The concept was first introduced by social psychologists John Darley and Bibb Latane in the late 1960s following the infamous murder case of Kitty Genovese (Darley & Latane, 1968). According to their paper which was published in the Journal of Personality and Social Psychology, the bystander effect can be attributed to two concepts which they referred to as the diffusion of responsibility and social influence.
Social responsibility allegedly gets more diffused the bigger the number of bystanders (who witnessed a crime) becomes. In the case of Kitty Genovese, there were more than thirty people who witnessed her murder. This is based on the premise that people only react to a certain crime when the level of social responsibility gets high enough. When there is a diffusion of social responsibility, people are less inclined to respond or react to the event because they perceive that they are less or not socially responsible for doing so (Fischer, et al., 2011).
Social influence’s role in the manifestation of the bystander effect is akin to that of an intensifier. The concept of social influence suggests that people’s reactions and responses to a certain event would, under normal circumstances, be dependent on other people’s reactions and responses (Manning, Levine, & Collins, 2007). Applying this to the bystander effect, people would normally not act to help the victim of a crime if they are not seeing any other people who are trying to do the same thing that they are thinking (i.e. helping the victim). Combined (social responsibility plus social influence), the end result would be a classical bystander effect scenario.
References
Darley, J., & Latane, B. (1968). Bystander intervention in emergencies: Diffusion of responsibility.
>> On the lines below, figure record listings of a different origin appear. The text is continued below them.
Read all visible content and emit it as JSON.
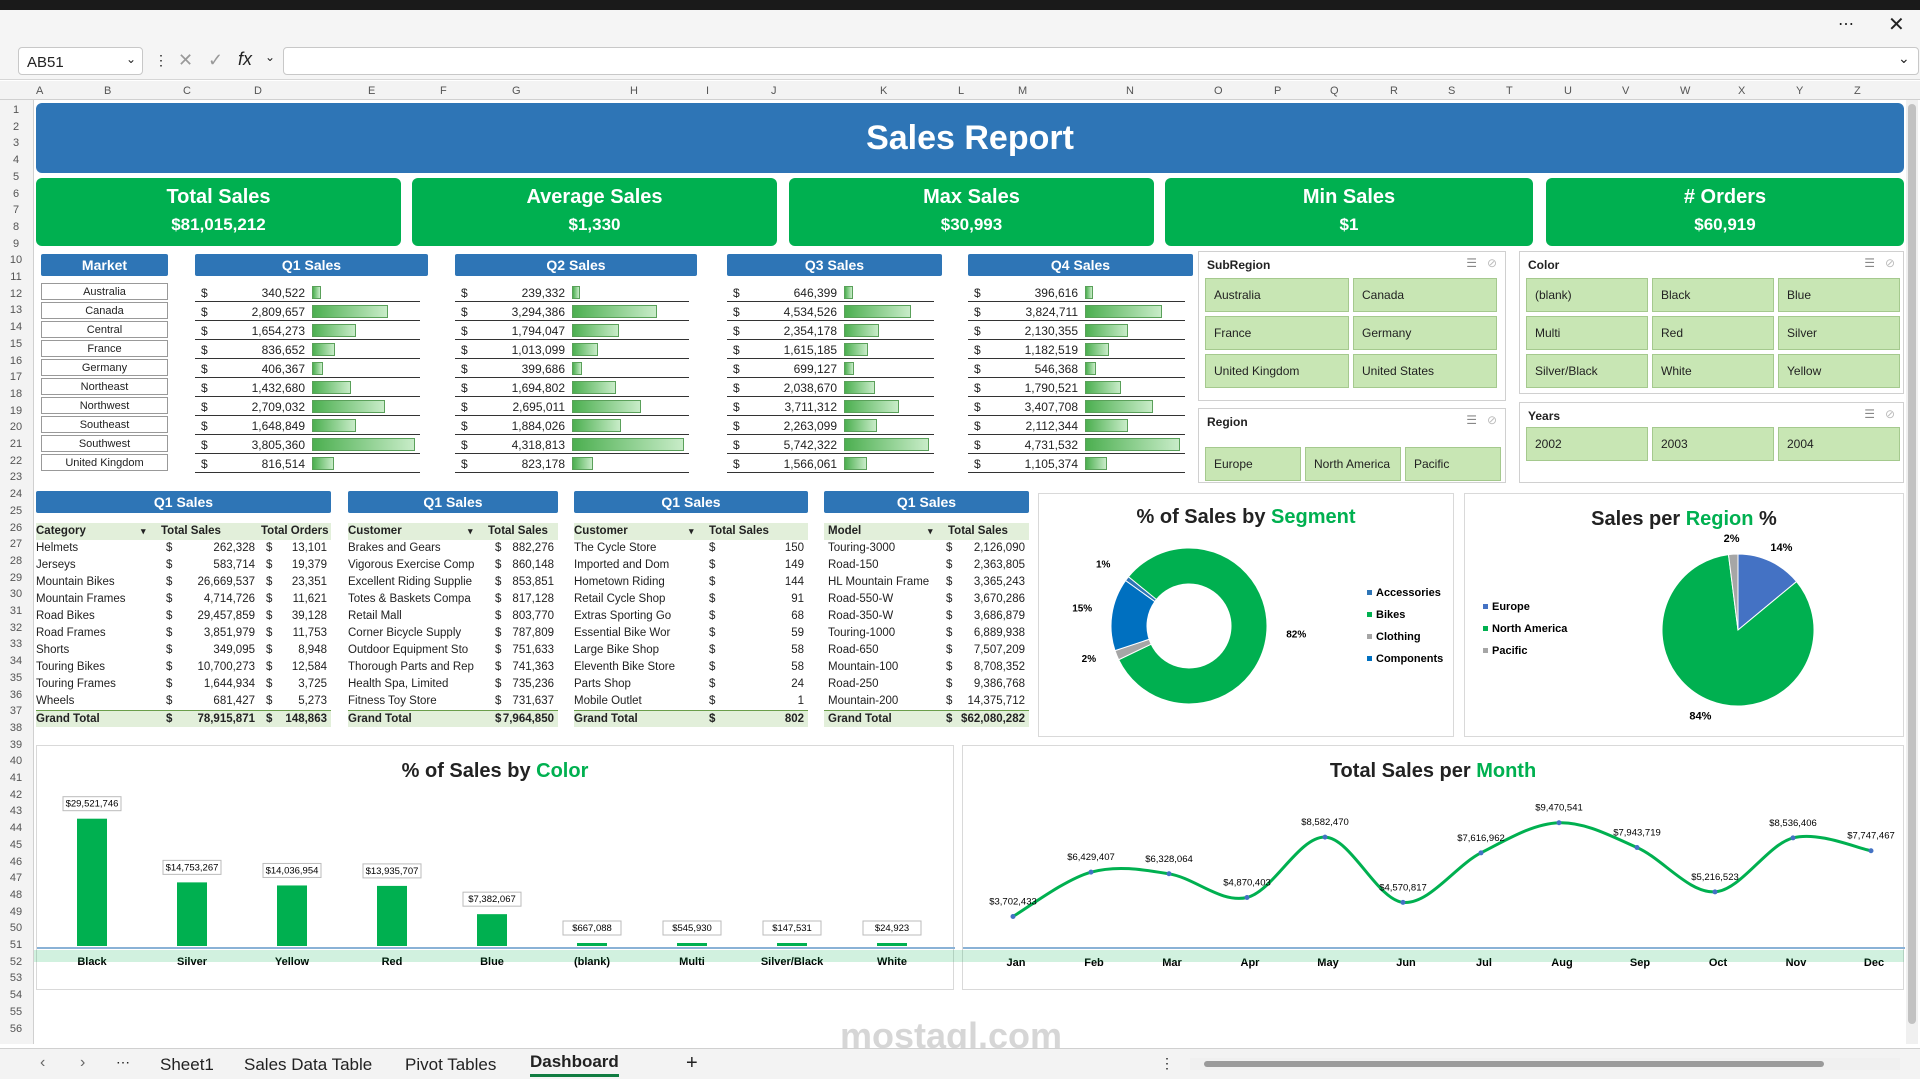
{
  "namebox": "AB51",
  "formula_icons": [
    "cancel-icon",
    "enter-icon",
    "fx-icon"
  ],
  "columns": [
    "A",
    "B",
    "C",
    "D",
    "E",
    "F",
    "G",
    "H",
    "I",
    "J",
    "K",
    "L",
    "M",
    "N",
    "O",
    "P",
    "Q",
    "R",
    "S",
    "T",
    "U",
    "V",
    "W",
    "X",
    "Y",
    "Z"
  ],
  "rows": [
    "1",
    "2",
    "3",
    "4",
    "5",
    "6",
    "7",
    "8",
    "9",
    "10",
    "11",
    "12",
    "13",
    "14",
    "15",
    "16",
    "17",
    "18",
    "19",
    "20",
    "21",
    "22",
    "23",
    "24",
    "25",
    "26",
    "27",
    "28",
    "29",
    "30",
    "31",
    "32",
    "33",
    "34",
    "35",
    "36",
    "37",
    "38",
    "39",
    "40",
    "41",
    "42",
    "43",
    "44",
    "45",
    "46",
    "47",
    "48",
    "49",
    "50",
    "51",
    "52",
    "53",
    "54",
    "55",
    "56"
  ],
  "title": "Sales Report",
  "kpis": [
    {
      "label": "Total Sales",
      "value": "$81,015,212"
    },
    {
      "label": "Average Sales",
      "value": "$1,330"
    },
    {
      "label": "Max  Sales",
      "value": "$30,993"
    },
    {
      "label": "Min  Sales",
      "value": "$1"
    },
    {
      "label": "# Orders",
      "value": "$60,919"
    }
  ],
  "market_header": "Market",
  "markets": [
    "Australia",
    "Canada",
    "Central",
    "France",
    "Germany",
    "Northeast",
    "Northwest",
    "Southeast",
    "Southwest",
    "United Kingdom"
  ],
  "quarters": [
    {
      "title": "Q1 Sales",
      "values": [
        "340,522",
        "2,809,657",
        "1,654,273",
        "836,652",
        "406,367",
        "1,432,680",
        "2,709,032",
        "1,648,849",
        "3,805,360",
        "816,514"
      ],
      "fill": [
        0.09,
        0.74,
        0.43,
        0.22,
        0.11,
        0.38,
        0.71,
        0.43,
        1.0,
        0.21
      ]
    },
    {
      "title": "Q2 Sales",
      "values": [
        "239,332",
        "3,294,386",
        "1,794,047",
        "1,013,099",
        "399,686",
        "1,694,802",
        "2,695,011",
        "1,884,026",
        "4,318,813",
        "823,178"
      ],
      "fill": [
        0.06,
        0.76,
        0.42,
        0.23,
        0.09,
        0.39,
        0.62,
        0.44,
        1.0,
        0.19
      ]
    },
    {
      "title": "Q3 Sales",
      "values": [
        "646,399",
        "4,534,526",
        "2,354,178",
        "1,615,185",
        "699,127",
        "2,038,670",
        "3,711,312",
        "2,263,099",
        "5,742,322",
        "1,566,061"
      ],
      "fill": [
        0.11,
        0.79,
        0.41,
        0.28,
        0.12,
        0.36,
        0.65,
        0.39,
        1.0,
        0.27
      ]
    },
    {
      "title": "Q4 Sales",
      "values": [
        "396,616",
        "3,824,711",
        "2,130,355",
        "1,182,519",
        "546,368",
        "1,790,521",
        "3,407,708",
        "2,112,344",
        "4,731,532",
        "1,105,374"
      ],
      "fill": [
        0.08,
        0.81,
        0.45,
        0.25,
        0.12,
        0.38,
        0.72,
        0.45,
        1.0,
        0.23
      ]
    }
  ],
  "currency": "$",
  "slicers": {
    "subregion": {
      "title": "SubRegion",
      "items": [
        "Australia",
        "Canada",
        "France",
        "Germany",
        "United Kingdom",
        "United States"
      ]
    },
    "color": {
      "title": "Color",
      "items": [
        "(blank)",
        "Black",
        "Blue",
        "Multi",
        "Red",
        "Silver",
        "Silver/Black",
        "White",
        "Yellow"
      ]
    },
    "region": {
      "title": "Region",
      "items": [
        "Europe",
        "North America",
        "Pacific"
      ]
    },
    "years": {
      "title": "Years",
      "items": [
        "2002",
        "2003",
        "2004"
      ]
    }
  },
  "pivot_category": {
    "title": "Q1 Sales",
    "headers": [
      "Category",
      "Total Sales",
      "Total Orders"
    ],
    "rows": [
      [
        "Helmets",
        "262,328",
        "13,101"
      ],
      [
        "Jerseys",
        "583,714",
        "19,379"
      ],
      [
        "Mountain Bikes",
        "26,669,537",
        "23,351"
      ],
      [
        "Mountain Frames",
        "4,714,726",
        "11,621"
      ],
      [
        "Road Bikes",
        "29,457,859",
        "39,128"
      ],
      [
        "Road Frames",
        "3,851,979",
        "11,753"
      ],
      [
        "Shorts",
        "349,095",
        "8,948"
      ],
      [
        "Touring Bikes",
        "10,700,273",
        "12,584"
      ],
      [
        "Touring Frames",
        "1,644,934",
        "3,725"
      ],
      [
        "Wheels",
        "681,427",
        "5,273"
      ]
    ],
    "total": [
      "Grand Total",
      "78,915,871",
      "148,863"
    ]
  },
  "pivot_customer": {
    "title": "Q1 Sales",
    "headers": [
      "Customer",
      "Total Sales"
    ],
    "rows": [
      [
        "Brakes and Gears",
        "882,276"
      ],
      [
        "Vigorous Exercise Comp",
        "860,148"
      ],
      [
        "Excellent Riding Supplie",
        "853,851"
      ],
      [
        "Totes & Baskets Compa",
        "817,128"
      ],
      [
        "Retail Mall",
        "803,770"
      ],
      [
        "Corner Bicycle Supply",
        "787,809"
      ],
      [
        "Outdoor Equipment Sto",
        "751,633"
      ],
      [
        "Thorough Parts and Rep",
        "741,363"
      ],
      [
        "Health Spa, Limited",
        "735,236"
      ],
      [
        "Fitness Toy Store",
        "731,637"
      ]
    ],
    "total": [
      "Grand Total",
      "7,964,850"
    ]
  },
  "pivot_orders": {
    "title": "Q1 Sales",
    "headers": [
      "Customer",
      "Total Sales"
    ],
    "rows": [
      [
        "The Cycle Store",
        "150"
      ],
      [
        "Imported and Dom",
        "149"
      ],
      [
        "Hometown Riding",
        "144"
      ],
      [
        "Retail Cycle Shop",
        "91"
      ],
      [
        "Extras Sporting Go",
        "68"
      ],
      [
        "Essential Bike Wor",
        "59"
      ],
      [
        "Large Bike Shop",
        "58"
      ],
      [
        "Eleventh Bike Store",
        "58"
      ],
      [
        "Parts Shop",
        "24"
      ],
      [
        "Mobile Outlet",
        "1"
      ]
    ],
    "total": [
      "Grand Total",
      "802"
    ]
  },
  "pivot_model": {
    "title": "Q1 Sales",
    "headers": [
      "Model",
      "Total Sales"
    ],
    "rows": [
      [
        "Touring-3000",
        "2,126,090"
      ],
      [
        "Road-150",
        "2,363,805"
      ],
      [
        "HL Mountain Frame",
        "3,365,243"
      ],
      [
        "Road-550-W",
        "3,670,286"
      ],
      [
        "Road-350-W",
        "3,686,879"
      ],
      [
        "Touring-1000",
        "6,889,938"
      ],
      [
        "Road-650",
        "7,507,209"
      ],
      [
        "Mountain-100",
        "8,708,352"
      ],
      [
        "Road-250",
        "9,386,768"
      ],
      [
        "Mountain-200",
        "14,375,712"
      ]
    ],
    "total": [
      "Grand Total",
      "$62,080,282"
    ]
  },
  "segment_chart": {
    "title_a": "% of  Sales by ",
    "title_b": "Segment"
  },
  "region_chart": {
    "title_a": "Sales per ",
    "title_b": "Region",
    "title_c": " %"
  },
  "color_chart": {
    "title_a": "% of Sales by ",
    "title_b": "Color"
  },
  "month_chart": {
    "title_a": "Total Sales per ",
    "title_b": "Month"
  },
  "chart_data": [
    {
      "type": "pie",
      "variant": "donut",
      "series": [
        {
          "values": [
            {
              "label": "Accessories",
              "value": 1,
              "text": "1%",
              "color": "#2e75b6"
            },
            {
              "label": "Bikes",
              "value": 82,
              "text": "82%",
              "color": "#00b050"
            },
            {
              "label": "Clothing",
              "value": 2,
              "text": "2%",
              "color": "#a6a6a6"
            },
            {
              "label": "Components",
              "value": 15,
              "text": "15%",
              "color": "#0070c0"
            }
          ]
        }
      ],
      "legend": [
        "Accessories",
        "Bikes",
        "Clothing",
        "Components"
      ],
      "legend_colors": [
        "#2e75b6",
        "#00b050",
        "#a6a6a6",
        "#0070c0"
      ]
    },
    {
      "type": "pie",
      "series": [
        {
          "values": [
            {
              "label": "Europe",
              "value": 14,
              "text": "14%",
              "color": "#4472c4"
            },
            {
              "label": "North America",
              "value": 84,
              "text": "84%",
              "color": "#00b050"
            },
            {
              "label": "Pacific",
              "value": 2,
              "text": "2%",
              "color": "#a6a6a6"
            }
          ]
        }
      ],
      "legend": [
        "Europe",
        "North America",
        "Pacific"
      ],
      "legend_colors": [
        "#4472c4",
        "#00b050",
        "#a6a6a6"
      ]
    },
    {
      "type": "bar",
      "categories": [
        "Black",
        "Silver",
        "Yellow",
        "Red",
        "Blue",
        "(blank)",
        "Multi",
        "Silver/Black",
        "White"
      ],
      "values": [
        29521746,
        14753267,
        14036954,
        13935707,
        7382067,
        667088,
        545930,
        147531,
        24923
      ],
      "labels": [
        "$29,521,746",
        "$14,753,267",
        "$14,036,954",
        "$13,935,707",
        "$7,382,067",
        "$667,088",
        "$545,930",
        "$147,531",
        "$24,923"
      ],
      "ylim": [
        0,
        32000000
      ],
      "color": "#00b050"
    },
    {
      "type": "line",
      "categories": [
        "Jan",
        "Feb",
        "Mar",
        "Apr",
        "May",
        "Jun",
        "Jul",
        "Aug",
        "Sep",
        "Oct",
        "Nov",
        "Dec"
      ],
      "values": [
        3702433,
        6429407,
        6328064,
        4870403,
        8582470,
        4570817,
        7616962,
        9470541,
        7943719,
        5216523,
        8536406,
        7747467
      ],
      "labels": [
        "$3,702,433",
        "$6,429,407",
        "$6,328,064",
        "$4,870,403",
        "$8,582,470",
        "$4,570,817",
        "$7,616,962",
        "$9,470,541",
        "$7,943,719",
        "$5,216,523",
        "$8,536,406",
        "$7,747,467"
      ],
      "ylim": [
        2500000,
        10500000
      ],
      "color": "#00b050"
    }
  ],
  "sheet_tabs": [
    "Sheet1",
    "Sales Data Table",
    "Pivot Tables",
    "Dashboard"
  ],
  "active_tab": "Dashboard",
  "watermark": "mostaql.com"
}
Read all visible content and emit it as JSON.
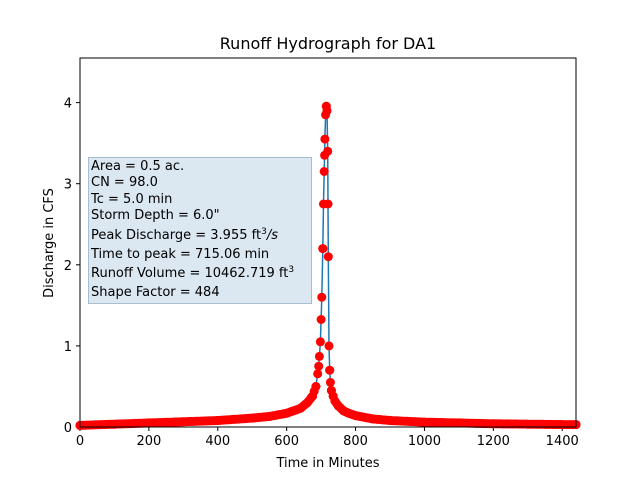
{
  "chart_data": {
    "type": "scatter",
    "title": "Runoff Hydrograph for DA1",
    "xlabel": "Time in Minutes",
    "ylabel": "Discharge in CFS",
    "xlim": [
      0,
      1440
    ],
    "ylim": [
      0,
      4.55
    ],
    "xticks": [
      "0",
      "200",
      "400",
      "600",
      "800",
      "1000",
      "1200",
      "1400"
    ],
    "yticks": [
      "0",
      "1",
      "2",
      "3",
      "4"
    ],
    "grid": false,
    "line_color": "#1f77b4",
    "marker_color": "#ff0000",
    "series": [
      {
        "x": [
          0,
          100,
          200,
          300,
          400,
          500,
          550,
          600,
          640,
          660,
          675,
          685,
          693,
          698,
          702,
          705,
          707,
          709,
          711,
          713,
          715,
          717,
          719,
          721,
          723,
          725,
          727,
          730,
          735,
          740,
          750,
          765,
          780,
          800,
          850,
          900,
          1000,
          1100,
          1200,
          1300,
          1400,
          1440
        ],
        "y": [
          0.02,
          0.035,
          0.05,
          0.065,
          0.08,
          0.11,
          0.13,
          0.17,
          0.23,
          0.3,
          0.38,
          0.5,
          0.75,
          1.05,
          1.6,
          2.2,
          2.75,
          3.15,
          3.55,
          3.85,
          3.955,
          3.9,
          3.4,
          2.1,
          1.0,
          0.7,
          0.55,
          0.45,
          0.38,
          0.32,
          0.26,
          0.2,
          0.17,
          0.14,
          0.1,
          0.08,
          0.06,
          0.05,
          0.04,
          0.035,
          0.03,
          0.03
        ]
      }
    ]
  },
  "info_box": {
    "area": "Area = 0.5 ac.",
    "cn": "CN = 98.0",
    "tc": "Tc = 5.0 min",
    "storm_depth": "Storm Depth = 6.0\"",
    "peak_discharge_prefix": "Peak Discharge = 3.955 ft",
    "peak_discharge_exp": "3",
    "peak_discharge_suffix": "/s",
    "time_to_peak": "Time to peak = 715.06 min",
    "runoff_volume_prefix": "Runoff Volume = 10462.719 ft",
    "runoff_volume_exp": "3",
    "shape_factor": "Shape Factor = 484"
  }
}
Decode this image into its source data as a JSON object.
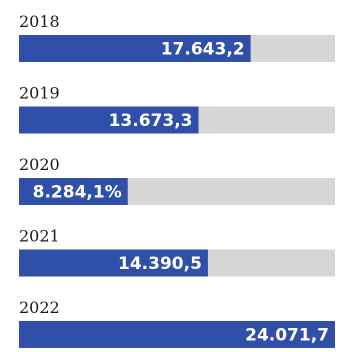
{
  "chart_data": {
    "type": "bar",
    "orientation": "horizontal",
    "categories": [
      "2018",
      "2019",
      "2020",
      "2021",
      "2022"
    ],
    "values": [
      17643.2,
      13673.3,
      8284.1,
      14390.5,
      24071.7
    ],
    "value_labels": [
      "17.643,2",
      "13.673,3",
      "8.284,1%",
      "14.390,5",
      "24.071,7"
    ],
    "xlim": [
      0,
      24071.7
    ],
    "grid": false,
    "legend": "none",
    "colors": {
      "bar": "#2f4fa8",
      "track": "#d6d6d6",
      "label_inside": "#ffffff",
      "label_outside": "#2b2b2b",
      "year_text": "#1a1a1a"
    }
  }
}
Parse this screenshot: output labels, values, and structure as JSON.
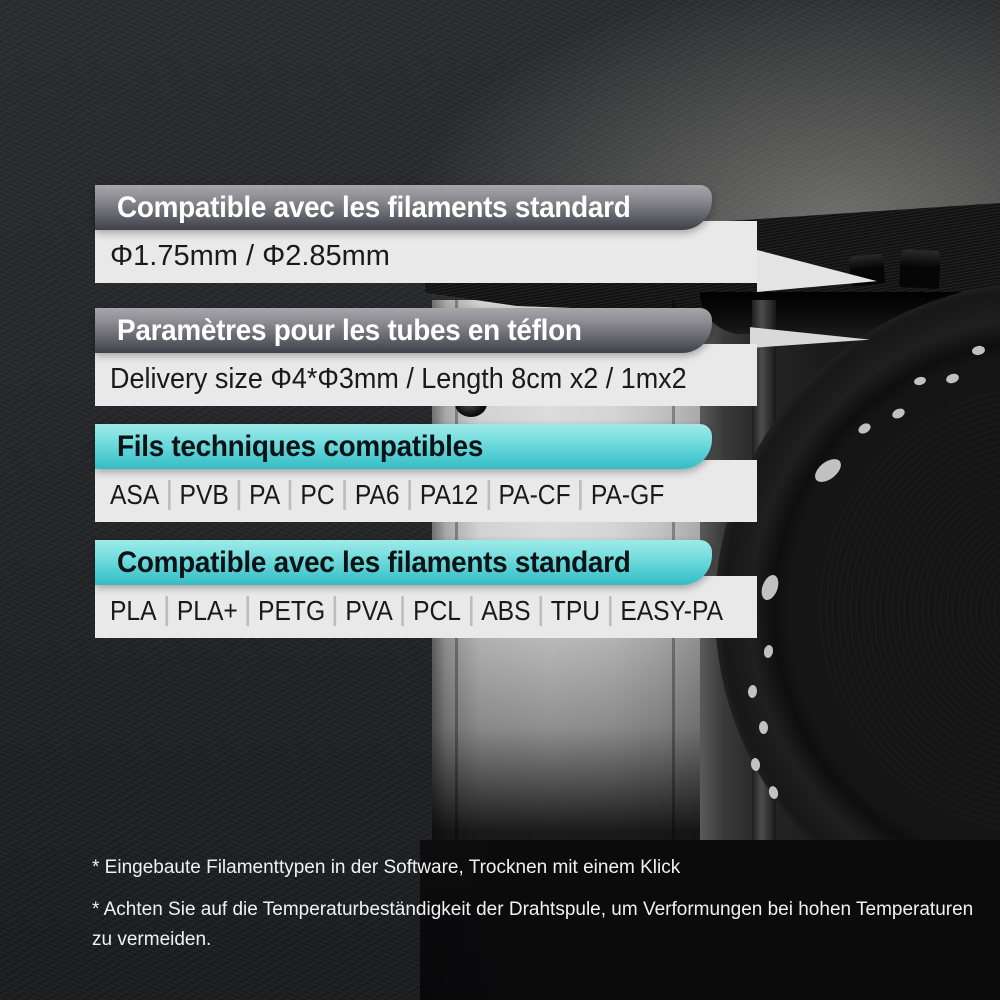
{
  "colors": {
    "teal_top": "#9fe9e9",
    "teal_bottom": "#35bcc4",
    "gray_top": "#a6a6ac",
    "gray_bottom": "#3f3f47",
    "strip_bg": "#e9e9e9",
    "background": "#232425"
  },
  "sections": [
    {
      "style": "gray",
      "title": "Compatible avec les filaments standard",
      "value": "Φ1.75mm / Φ2.85mm"
    },
    {
      "style": "gray",
      "title": "Paramètres pour les tubes en téflon",
      "value": "Delivery size Φ4*Φ3mm / Length 8cm x2 / 1mx2"
    },
    {
      "style": "teal",
      "title": "Fils techniques compatibles",
      "items": [
        "ASA",
        "PVB",
        "PA",
        "PC",
        "PA6",
        "PA12",
        "PA-CF",
        "PA-GF"
      ]
    },
    {
      "style": "teal",
      "title": "Compatible avec les filaments standard",
      "items": [
        "PLA",
        "PLA+",
        "PETG",
        "PVA",
        "PCL",
        "ABS",
        "TPU",
        "EASY-PA"
      ]
    }
  ],
  "footnotes": [
    "* Eingebaute Filamenttypen in der Software, Trocknen mit einem Klick",
    "* Achten Sie auf die Temperaturbeständigkeit der Drahtspule, um Verformungen bei hohen Temperaturen zu vermeiden."
  ]
}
Journal of Personality and Social Psychology, 377.
Fischer, P., Krueger, J., Greitemeyer, T., Vogrincic, C., Kastenmuller, A., Frey, D., et al. (2011). The bystander-effect: a meta-analytic review on bystander intervention in dangerous and non-dangerous emergencies. Psychological Bulletin, 517.
Manning, R., Levine, M., & Collins, A. (2007). The Kitty Genovese murder and the social psychology of helping: The parable of the 38 witnesses. American Psychologist, 555.